For most of us, our first impulse buy involved a quarter, hard won by begging mom, and a gumball machine. But like most things these days, the concept’s gotten a bit more high-tech. Consumer electronics and entertainment giant Sony is currently testing the waters with eight-foot tall, souped up vending machines that can dispense up to 100 SKUs of the company’s latest and greatest merch. The goal is to find out exactly just what kids and, most importantly, their credit-card toting parents will be willing to buy on a whim, perhaps opening up a whole new supplemental retail channel for its goods.
Dubbed the Sony Access project, the company partnered with San Francisco, California-based Zoom Systems to place 10 automated kiosks in shopping malls, airports and high-end grocery stores across the U.S. Zoom, the custom manufacturer of these robotic stores, worked with the likes of Apple and Motorola and gained placement for the machines at Safeway and Macy’s locations before pairing up with Sony.
Flat-screen monitors let consumers know what’s available and making a purchase involves just pressing a few buttons on a touch screen and swiping a credit or debit card. Right now Sony is stocking the kiosks with a continuously rotating lineup including the PlayStation Portable player, its corresponding games and movies (kid fave Stuart Little 3 was a recent offering), and digital cameras that can run up to US$250 apiece.

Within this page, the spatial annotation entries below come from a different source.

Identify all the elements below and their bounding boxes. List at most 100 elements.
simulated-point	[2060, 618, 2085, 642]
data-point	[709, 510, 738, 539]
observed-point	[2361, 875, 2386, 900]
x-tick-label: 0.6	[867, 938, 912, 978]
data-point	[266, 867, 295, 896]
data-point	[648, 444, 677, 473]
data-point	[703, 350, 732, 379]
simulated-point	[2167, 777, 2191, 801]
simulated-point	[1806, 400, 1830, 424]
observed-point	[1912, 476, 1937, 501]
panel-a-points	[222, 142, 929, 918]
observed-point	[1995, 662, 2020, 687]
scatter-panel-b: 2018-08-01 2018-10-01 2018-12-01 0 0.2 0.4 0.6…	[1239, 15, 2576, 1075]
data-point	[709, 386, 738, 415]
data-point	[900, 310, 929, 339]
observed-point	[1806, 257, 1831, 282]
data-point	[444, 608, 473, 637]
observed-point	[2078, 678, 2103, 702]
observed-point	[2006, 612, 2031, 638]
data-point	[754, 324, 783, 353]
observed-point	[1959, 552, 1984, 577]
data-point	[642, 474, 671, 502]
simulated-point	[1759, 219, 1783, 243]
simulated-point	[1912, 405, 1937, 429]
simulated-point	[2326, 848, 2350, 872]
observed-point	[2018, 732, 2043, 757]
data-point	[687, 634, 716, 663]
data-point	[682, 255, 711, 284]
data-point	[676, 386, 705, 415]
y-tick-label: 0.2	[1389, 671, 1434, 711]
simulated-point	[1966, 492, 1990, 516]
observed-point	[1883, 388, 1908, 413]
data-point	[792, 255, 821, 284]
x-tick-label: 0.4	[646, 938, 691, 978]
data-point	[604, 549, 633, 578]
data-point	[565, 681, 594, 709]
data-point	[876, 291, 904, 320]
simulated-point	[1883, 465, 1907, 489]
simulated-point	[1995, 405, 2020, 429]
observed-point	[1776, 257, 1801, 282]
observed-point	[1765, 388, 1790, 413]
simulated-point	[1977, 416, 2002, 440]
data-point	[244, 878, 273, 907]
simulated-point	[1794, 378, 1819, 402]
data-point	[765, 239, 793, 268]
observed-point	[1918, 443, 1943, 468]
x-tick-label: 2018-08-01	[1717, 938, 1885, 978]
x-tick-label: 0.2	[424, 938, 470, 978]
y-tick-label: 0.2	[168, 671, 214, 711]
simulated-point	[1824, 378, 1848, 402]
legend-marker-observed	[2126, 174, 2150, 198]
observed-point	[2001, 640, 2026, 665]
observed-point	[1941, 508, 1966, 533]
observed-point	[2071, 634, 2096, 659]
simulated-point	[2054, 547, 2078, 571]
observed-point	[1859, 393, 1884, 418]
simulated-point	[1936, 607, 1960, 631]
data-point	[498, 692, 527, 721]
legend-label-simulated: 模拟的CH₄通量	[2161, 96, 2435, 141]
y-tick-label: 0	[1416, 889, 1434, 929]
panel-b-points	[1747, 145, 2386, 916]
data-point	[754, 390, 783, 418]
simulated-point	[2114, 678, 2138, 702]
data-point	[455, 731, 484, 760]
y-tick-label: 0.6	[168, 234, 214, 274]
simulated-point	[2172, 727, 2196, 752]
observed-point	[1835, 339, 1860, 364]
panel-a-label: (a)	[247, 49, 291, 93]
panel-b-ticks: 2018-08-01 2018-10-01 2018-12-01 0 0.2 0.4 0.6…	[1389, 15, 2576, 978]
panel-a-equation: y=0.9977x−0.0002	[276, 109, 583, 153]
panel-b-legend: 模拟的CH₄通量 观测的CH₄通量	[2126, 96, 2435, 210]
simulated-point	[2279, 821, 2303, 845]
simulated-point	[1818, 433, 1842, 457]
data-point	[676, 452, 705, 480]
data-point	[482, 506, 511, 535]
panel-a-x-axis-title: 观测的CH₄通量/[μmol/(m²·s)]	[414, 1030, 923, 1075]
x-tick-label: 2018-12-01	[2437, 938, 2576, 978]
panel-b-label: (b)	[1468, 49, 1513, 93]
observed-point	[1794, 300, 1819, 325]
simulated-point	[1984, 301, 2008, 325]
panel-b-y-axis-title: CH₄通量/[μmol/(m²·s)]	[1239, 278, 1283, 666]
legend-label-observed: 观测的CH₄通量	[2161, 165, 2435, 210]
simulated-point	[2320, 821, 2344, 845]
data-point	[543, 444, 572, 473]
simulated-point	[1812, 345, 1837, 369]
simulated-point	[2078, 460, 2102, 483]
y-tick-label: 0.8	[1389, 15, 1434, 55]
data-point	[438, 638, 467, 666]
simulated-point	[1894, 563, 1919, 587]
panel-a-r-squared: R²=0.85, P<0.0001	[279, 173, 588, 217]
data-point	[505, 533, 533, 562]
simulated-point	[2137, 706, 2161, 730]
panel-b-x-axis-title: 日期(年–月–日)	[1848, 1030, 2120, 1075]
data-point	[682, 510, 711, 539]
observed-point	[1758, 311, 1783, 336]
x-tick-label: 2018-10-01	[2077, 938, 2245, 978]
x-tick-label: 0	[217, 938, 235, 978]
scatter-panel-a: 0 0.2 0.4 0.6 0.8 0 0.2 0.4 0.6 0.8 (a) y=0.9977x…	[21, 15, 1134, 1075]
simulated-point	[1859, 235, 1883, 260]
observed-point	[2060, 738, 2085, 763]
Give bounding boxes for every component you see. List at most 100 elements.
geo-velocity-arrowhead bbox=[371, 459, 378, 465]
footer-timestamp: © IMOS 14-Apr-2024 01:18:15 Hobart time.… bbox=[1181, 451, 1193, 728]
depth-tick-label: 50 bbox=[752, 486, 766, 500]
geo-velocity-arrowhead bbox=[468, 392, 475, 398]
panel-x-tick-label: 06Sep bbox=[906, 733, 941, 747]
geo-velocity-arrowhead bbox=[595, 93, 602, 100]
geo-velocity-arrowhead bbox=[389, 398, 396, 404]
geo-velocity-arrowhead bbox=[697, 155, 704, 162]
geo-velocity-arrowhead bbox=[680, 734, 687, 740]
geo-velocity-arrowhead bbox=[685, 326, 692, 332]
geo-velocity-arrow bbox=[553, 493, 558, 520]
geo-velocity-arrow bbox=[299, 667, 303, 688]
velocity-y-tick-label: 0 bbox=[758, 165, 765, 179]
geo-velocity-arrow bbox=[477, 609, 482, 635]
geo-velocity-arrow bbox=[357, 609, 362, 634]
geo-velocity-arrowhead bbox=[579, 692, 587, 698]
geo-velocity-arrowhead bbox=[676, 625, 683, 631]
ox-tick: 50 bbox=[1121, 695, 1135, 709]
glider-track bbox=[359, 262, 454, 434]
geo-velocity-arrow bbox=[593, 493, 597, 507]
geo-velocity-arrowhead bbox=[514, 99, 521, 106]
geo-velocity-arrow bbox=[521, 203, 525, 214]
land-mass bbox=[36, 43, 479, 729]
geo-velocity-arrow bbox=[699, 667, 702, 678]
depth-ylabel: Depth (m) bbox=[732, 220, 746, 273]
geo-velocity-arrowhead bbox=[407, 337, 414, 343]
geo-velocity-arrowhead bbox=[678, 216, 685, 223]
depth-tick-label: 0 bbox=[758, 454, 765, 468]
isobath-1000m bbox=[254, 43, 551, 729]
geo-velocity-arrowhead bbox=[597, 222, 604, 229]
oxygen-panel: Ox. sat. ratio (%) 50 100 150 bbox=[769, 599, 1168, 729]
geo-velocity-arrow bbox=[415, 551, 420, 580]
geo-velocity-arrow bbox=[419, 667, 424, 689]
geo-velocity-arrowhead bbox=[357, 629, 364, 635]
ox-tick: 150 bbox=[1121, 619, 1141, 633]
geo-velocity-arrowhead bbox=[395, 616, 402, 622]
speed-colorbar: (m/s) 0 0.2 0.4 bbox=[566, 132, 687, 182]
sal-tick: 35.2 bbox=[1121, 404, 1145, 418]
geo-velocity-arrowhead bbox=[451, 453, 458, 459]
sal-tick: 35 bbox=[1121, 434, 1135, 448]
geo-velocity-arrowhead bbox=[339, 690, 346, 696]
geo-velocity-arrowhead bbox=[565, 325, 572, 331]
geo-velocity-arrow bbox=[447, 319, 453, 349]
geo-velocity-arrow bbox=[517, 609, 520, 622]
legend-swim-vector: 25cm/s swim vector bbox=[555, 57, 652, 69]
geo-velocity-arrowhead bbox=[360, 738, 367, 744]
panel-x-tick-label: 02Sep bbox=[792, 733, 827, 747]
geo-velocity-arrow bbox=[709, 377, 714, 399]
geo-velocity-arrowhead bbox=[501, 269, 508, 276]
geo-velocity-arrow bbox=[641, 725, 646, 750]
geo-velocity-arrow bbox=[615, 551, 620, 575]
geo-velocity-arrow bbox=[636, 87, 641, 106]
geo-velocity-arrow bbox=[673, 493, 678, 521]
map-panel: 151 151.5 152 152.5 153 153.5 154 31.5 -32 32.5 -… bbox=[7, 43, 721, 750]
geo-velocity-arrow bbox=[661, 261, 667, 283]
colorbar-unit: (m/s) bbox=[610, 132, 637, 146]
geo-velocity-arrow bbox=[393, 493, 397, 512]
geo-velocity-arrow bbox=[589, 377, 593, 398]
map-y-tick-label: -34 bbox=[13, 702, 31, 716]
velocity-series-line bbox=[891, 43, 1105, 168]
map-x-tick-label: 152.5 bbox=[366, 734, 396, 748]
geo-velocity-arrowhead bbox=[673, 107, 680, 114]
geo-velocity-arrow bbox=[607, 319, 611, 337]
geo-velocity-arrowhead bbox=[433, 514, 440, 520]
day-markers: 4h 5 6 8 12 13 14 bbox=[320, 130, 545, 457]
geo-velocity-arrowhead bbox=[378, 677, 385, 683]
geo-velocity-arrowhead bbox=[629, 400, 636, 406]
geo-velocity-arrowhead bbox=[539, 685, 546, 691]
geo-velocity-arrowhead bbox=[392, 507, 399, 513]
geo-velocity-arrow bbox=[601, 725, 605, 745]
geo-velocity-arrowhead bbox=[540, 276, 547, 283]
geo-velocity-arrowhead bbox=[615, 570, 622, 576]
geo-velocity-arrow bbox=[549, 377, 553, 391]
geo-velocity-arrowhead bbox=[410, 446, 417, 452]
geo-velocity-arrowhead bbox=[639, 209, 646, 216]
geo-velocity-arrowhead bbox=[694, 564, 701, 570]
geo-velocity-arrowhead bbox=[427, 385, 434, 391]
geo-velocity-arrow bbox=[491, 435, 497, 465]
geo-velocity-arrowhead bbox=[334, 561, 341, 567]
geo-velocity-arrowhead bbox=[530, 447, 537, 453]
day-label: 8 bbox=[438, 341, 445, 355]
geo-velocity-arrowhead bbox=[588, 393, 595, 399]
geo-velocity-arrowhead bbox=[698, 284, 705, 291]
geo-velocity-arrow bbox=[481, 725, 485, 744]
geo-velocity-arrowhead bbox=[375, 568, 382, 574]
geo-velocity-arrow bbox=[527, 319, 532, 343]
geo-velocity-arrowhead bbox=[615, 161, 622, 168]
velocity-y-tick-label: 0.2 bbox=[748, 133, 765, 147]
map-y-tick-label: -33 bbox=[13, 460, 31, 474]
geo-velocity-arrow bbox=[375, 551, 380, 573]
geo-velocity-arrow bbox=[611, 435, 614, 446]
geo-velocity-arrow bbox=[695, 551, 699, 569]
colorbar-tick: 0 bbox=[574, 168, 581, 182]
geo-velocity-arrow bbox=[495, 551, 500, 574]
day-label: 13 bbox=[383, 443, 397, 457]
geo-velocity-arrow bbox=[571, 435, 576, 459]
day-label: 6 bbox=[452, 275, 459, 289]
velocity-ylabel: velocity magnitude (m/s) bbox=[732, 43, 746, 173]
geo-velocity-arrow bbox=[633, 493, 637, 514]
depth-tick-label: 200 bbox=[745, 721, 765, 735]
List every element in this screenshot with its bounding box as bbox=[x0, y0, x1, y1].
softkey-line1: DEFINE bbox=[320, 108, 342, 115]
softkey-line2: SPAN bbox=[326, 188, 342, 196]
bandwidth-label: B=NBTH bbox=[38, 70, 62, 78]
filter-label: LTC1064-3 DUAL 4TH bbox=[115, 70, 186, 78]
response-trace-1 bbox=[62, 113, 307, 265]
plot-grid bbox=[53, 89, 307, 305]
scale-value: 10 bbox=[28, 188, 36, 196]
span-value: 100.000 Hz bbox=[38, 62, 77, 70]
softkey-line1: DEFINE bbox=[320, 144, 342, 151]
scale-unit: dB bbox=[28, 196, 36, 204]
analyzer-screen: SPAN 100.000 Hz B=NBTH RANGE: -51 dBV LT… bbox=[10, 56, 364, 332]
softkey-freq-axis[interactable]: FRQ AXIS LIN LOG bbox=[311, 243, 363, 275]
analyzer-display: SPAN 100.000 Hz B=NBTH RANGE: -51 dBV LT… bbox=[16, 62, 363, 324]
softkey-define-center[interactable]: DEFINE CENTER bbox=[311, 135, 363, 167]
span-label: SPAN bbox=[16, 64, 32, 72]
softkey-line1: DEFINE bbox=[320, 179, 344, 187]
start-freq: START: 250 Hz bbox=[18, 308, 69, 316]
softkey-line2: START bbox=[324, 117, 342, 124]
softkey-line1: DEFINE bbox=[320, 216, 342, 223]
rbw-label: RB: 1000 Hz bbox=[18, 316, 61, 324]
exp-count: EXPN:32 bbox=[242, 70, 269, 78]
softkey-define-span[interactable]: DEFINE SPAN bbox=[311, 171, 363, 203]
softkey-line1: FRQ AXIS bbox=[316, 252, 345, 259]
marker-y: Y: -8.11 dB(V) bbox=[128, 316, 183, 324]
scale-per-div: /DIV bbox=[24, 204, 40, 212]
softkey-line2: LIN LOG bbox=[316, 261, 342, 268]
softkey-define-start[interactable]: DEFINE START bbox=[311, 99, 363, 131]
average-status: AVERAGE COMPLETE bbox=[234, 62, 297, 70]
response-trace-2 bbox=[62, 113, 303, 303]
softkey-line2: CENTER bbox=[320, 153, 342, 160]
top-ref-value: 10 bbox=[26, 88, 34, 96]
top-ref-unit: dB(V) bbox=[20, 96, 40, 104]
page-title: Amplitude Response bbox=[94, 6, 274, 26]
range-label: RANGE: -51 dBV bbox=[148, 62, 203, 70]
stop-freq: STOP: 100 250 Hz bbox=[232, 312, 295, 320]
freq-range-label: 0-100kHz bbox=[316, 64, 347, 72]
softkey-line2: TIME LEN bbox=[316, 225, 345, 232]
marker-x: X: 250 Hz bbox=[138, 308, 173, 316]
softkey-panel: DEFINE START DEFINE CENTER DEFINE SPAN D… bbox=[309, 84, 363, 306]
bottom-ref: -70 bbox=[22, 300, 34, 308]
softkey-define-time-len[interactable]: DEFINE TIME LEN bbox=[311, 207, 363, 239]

After 18 months of internal planning, the first Access outlets appeared this past June in shopping malls in Atlanta, Georgia, Boulder, Colorado, and Santa Rosa, California. At press time, Bruce Schwartz, senior manager of new business development for Sony Media and Application Solutions divisions, says there are plans to install seven more kiosks at various airports and grocery stores.
Ultimately, Schwartz says his company is looking to find out if consumers will buy a large part of its product offering on impulse. He points out self-service-checkout options at grocery stores are growing in popularity and thinks that putting these machines in locations such as airports will be a good fit for travelers who might want to pick up a new PSP game or movie for themselves or their wee ones while they’re waiting for a flight.
Furthermore, Schwartz says research conducted by Zoom suggests high-end grocery stores are also hot spots for making pricier impulse purchases. He says the research indicates the convenience of one-stop shopping motivates consumers to buy products typically found at specialty stores like cameras from a vending machine located within a larger store.
This system also makes sales research and inventory management a snap. Zoom kiosks are outfitted with broadband connections and keep automated logs, allowing Sony to stay right on top of transactions as they take place. When a machine runs low on a certain product it sends an automatic alert to Zoom, which dispatches someone to restock it.
At this point, Schwartz says Sony doesn’t have plans to replace its retail stores with automated machines. If the test is successful, however, consumers might just see Sony kiosks popping up across the U.S. soon – and maybe even Europe and Asia. Access isn’t competitive with bricks-and-mortar retail stores, but rather complementary, Schwartz stresses. ‘We believe that there are incremental sales that we are not capturing out there in the marketplace [and Access] will be able to capture them.’